Cependant, entre les Etats centraux défendant leurs monopoles ou oligopoles et les Etats périphériques subordonnés aux précédents s’interpose un troisième groupe d’Etats, que l’on peut qualifier de semi périphériques, au sein desquels coexistent, en proportion variable, des procès centraux et des procès périphériques. Ces Etats occupent par définition une position délicate parce qu’instable : ils leur faut mobiliser tous leurs moyens disponibles, sur les plans économique, politique (diplomatique et militaire), culturel, pour parvenir au minimum à maintenir leur position dans la hiérarchie mondiale voire à l’améliorer, faute d’être condamnés à régresser. Par exemple, il leur faut étendre, renforcer, diversifier les procès de production centraux localisés sur leur territoire, tout en circonscrivant inversement les procès de production périphériques, voire en s’en débarrassant. Et cela est d’autant plus difficile pour chacun d’eux qu’ils sont en concurrence entre eux dans cette course à l’accès à de meilleures places. Ce qui explique que, à tout moment, on trouve parmi les Etats semi périphériques à la fois d’anciens Etats centraux en déclin et des zones ou Etats anciennement périphériques en voie ascendante dans la hiérarchie mondiale. Ainsi, l’existence de cette catégorie d’Etats intermédiaires atteste du fait que la hiérarchie des Etats au sein l’économie-monde capitaliste n’est rien moins que stable et donnée une fois pour toutes : elle peut se modifier au gré du devenir des procès de production localisés sur leurs territoires respectifs, permettant à certains de s’élever dans la hiérarchie et condamnant d’autres au contraire à y décliner.

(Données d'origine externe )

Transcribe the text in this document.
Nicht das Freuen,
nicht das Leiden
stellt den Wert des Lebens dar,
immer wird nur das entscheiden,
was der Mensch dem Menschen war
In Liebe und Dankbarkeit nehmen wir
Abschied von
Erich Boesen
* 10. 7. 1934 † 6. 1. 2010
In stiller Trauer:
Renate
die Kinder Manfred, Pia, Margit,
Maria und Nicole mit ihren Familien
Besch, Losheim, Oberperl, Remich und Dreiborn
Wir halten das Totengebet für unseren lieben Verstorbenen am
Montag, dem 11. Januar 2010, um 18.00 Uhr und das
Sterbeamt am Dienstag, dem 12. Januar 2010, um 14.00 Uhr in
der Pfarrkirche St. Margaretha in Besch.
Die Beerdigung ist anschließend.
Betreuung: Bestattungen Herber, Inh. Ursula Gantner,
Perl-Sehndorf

On doit enfin à Wallerstein d’avoir été l’un des premiers à formuler les principes qui régissent les rapports conflictuels entre Etats centraux au sein de l’économie-monde capitaliste, le principe d’équilibre des puissances et celui connexe de prédominance hégémonique. Le premier implique l’impossibilité pour un quelconque des Etats centraux de l’économie-monde capitaliste de transformer cette dernière en un empire-monde qu’il dominerait, dans la mesure où la coalition des plus faibles Etats centraux restent toujours plus assez puissante pour s’opposer aux menées impériales éventuelles du plus forts d’entre eux. Si bien que la seule possibilité ouverte à un Etat central au sein de cette économie-monde est de conquérir une position hégémonique au sein de cet équilibre des puissances. Et Wallerstein de citer, en ce qui concerne les tentatives du premier ordre, les échecs de Charles-Quint au XVIe siècle, de Napoléon au début du XIXe siècle et de Hitler au milieu du XXe siècle ; et, en ce qui concerne les tentatives du second ordre, les succès des Pays-Bas au XVIIe siècle, du Royaume-Uni au milieu du XIXe siècle et des Etats-Unis au milieu du XXe siècle. Selon Wallerstein, chacune de ces hégémonies successives s’est imposée à la suite d’une « guerre mondiale » (respectivement la guerre de Trente Ans 1618-1648, les guerres révolutionnaires et napoléoniennes 1792-1815, la Première et la Deuxième Guerre mondiale 1914-1945) mettant aux prises une coalition d’Etats conduite par la future puissance hégémonique contre une puissance visant à établir une domination impériale sur le système-monde. Il est évidemment tentant de poursuivre la précédente liste des exemples en voyant dans les mésaventures actuelles des Etats-Unis en Irak et en Afghanistan (en attendant peut-être demain) l’Iran la nouvelle ‘guerre mondiale’ qui signera la fin de son hégémonie. Ce que Wallerstein se garde de faire cependant.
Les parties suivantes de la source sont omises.